Он бил меня табуреткой, на которой сидел только что, да, друзья мои, вы никогда не видели, как бьют человека табуреткой и при этом стонут, будто не мне, а ему больно.
Как я защищался, не помню, но, наверное, достойно, потому что даже лежа в углу ухитрялся сохранить достоинство и не поддаваться на провокацию, а это для вспыльчивого дикого народа было потрясением.
Чрезмерная вспышка утомила отца Клары, он наклонился ко мне, чтобы убедиться, основательно ли я избит, и, убедившись, вернулся с табуретом за красный стол, на прежнее место.
— Простите его, — сказала женщина, отирая мое лицо полотенцем. — Но его можно понять, чего вы хотите?
— Взять Клару в жены, — сказал я.
Отец снова вспыхнул и хотел вскочить, но мать остановила его.
— Клара обручена, — сказал мать.
— Это неважно, — в запале возразил я.
— Для вас неважно, — подчеркнула мать. — Для вас, постороннего человека, неважно, а для нас — дело другое. За нее уже заплачен калым.
Тут отец Клары обнял голову и, качаясь, стал выть и плакать, плакать и выть.
— Папа, — сказал я, подсаживаясь к столу. — Вы не бойтесь, из любого положения есть выход, я предлагаю откупиться, у меня есть фамильные драгоценности, я богатый наследник.
— Ты проклятый русский, — сказал отец. — Пошел знаешь куда со своими драгоценностями. — Он схватил тулуп и, напялив на себя, направился к выходу, по дороге бросив жене: — Что ты хочешь? У него нет веры, что можно хотеть от человека без веры?
Мы остались одни.
История принимала новый оборот. Ради Клары я готов был стать хоть чертом, но мусульманином я не готов был стать, у меня есть друг архитектор, с детства он мечтал создать такой дворец, как в Падуе, в Италии, дворец всех религий, всех культов, очень талантливый человек, наверное, в моей ситуации ему было бы легче, я любил Клару телом, душой, но к идеологическим переменам в связи с моей любовью был не готов.

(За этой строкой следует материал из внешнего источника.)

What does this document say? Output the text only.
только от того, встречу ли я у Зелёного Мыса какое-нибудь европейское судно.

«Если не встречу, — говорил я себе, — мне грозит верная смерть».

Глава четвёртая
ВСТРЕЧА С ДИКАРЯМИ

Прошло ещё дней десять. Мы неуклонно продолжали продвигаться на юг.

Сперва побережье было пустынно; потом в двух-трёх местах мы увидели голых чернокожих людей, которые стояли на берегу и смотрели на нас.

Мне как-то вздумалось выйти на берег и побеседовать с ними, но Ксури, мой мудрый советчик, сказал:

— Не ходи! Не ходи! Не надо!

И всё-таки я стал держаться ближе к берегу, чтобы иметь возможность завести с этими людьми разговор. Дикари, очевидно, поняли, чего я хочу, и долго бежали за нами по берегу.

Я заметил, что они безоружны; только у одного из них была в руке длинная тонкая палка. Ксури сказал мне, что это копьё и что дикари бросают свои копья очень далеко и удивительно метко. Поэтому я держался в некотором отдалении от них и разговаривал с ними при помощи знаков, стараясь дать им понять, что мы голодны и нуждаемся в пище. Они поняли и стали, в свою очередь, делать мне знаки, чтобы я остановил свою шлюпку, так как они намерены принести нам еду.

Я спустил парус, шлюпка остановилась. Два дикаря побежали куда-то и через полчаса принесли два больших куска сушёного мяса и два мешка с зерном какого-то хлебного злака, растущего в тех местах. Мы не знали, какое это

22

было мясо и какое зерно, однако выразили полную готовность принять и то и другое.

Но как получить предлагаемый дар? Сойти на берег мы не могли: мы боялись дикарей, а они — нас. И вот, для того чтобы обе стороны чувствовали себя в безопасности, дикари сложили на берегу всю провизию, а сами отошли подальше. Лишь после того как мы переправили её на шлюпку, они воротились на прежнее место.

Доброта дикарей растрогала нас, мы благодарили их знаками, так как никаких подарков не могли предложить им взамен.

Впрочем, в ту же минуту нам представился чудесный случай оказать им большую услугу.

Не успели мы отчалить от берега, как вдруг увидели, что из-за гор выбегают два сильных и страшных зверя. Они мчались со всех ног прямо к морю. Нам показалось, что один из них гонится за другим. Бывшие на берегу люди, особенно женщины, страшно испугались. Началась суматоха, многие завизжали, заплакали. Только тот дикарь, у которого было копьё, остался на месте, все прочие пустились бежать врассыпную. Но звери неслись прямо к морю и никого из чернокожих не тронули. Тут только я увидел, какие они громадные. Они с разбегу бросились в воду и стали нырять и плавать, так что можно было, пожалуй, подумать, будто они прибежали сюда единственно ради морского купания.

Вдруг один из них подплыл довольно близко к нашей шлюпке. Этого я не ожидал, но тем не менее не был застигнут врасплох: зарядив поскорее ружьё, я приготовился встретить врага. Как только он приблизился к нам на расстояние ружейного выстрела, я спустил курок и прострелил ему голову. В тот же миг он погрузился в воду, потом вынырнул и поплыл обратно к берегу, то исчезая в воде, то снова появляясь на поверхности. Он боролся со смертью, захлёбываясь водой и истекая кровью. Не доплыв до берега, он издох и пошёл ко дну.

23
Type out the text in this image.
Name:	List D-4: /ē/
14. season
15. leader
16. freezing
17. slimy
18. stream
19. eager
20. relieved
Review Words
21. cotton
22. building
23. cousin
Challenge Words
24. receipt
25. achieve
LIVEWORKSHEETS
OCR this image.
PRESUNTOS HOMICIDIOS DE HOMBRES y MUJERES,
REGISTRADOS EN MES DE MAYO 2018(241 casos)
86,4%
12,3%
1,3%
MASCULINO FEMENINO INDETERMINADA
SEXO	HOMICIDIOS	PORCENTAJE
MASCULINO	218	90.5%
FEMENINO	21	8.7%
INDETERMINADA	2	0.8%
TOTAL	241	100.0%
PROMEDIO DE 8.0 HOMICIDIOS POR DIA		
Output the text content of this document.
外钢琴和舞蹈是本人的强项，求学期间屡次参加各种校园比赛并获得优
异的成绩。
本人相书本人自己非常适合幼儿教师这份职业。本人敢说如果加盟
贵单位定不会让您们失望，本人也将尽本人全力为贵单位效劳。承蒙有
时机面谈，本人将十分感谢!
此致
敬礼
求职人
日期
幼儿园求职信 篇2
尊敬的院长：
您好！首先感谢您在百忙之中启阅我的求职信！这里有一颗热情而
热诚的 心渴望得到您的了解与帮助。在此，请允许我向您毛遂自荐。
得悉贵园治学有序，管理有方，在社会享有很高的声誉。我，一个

И вообще, когда в двадцатипятилетнем возрасте тебе предстоит обрезание, есть о чем задуматься.
Как только в любовь вмешиваются посторонние, а родители в любви те же посторонние, они начинают рассматривать ее с какой-то другой, нечеловеческой стороны. Я знал русскую женщину, брак которой с евреем ее родители признали только потому, что „в конце концов, апостолы тоже евреи“.
Их можно понять, родных, они хранители традиций, память держит какие-то воспоминания о тяжких бедах, причиненных их народу другим, это неискоренимая атавистическая, какая-то странная память, она срабатывает в крайних обстоятельствах, когда вариантов нет.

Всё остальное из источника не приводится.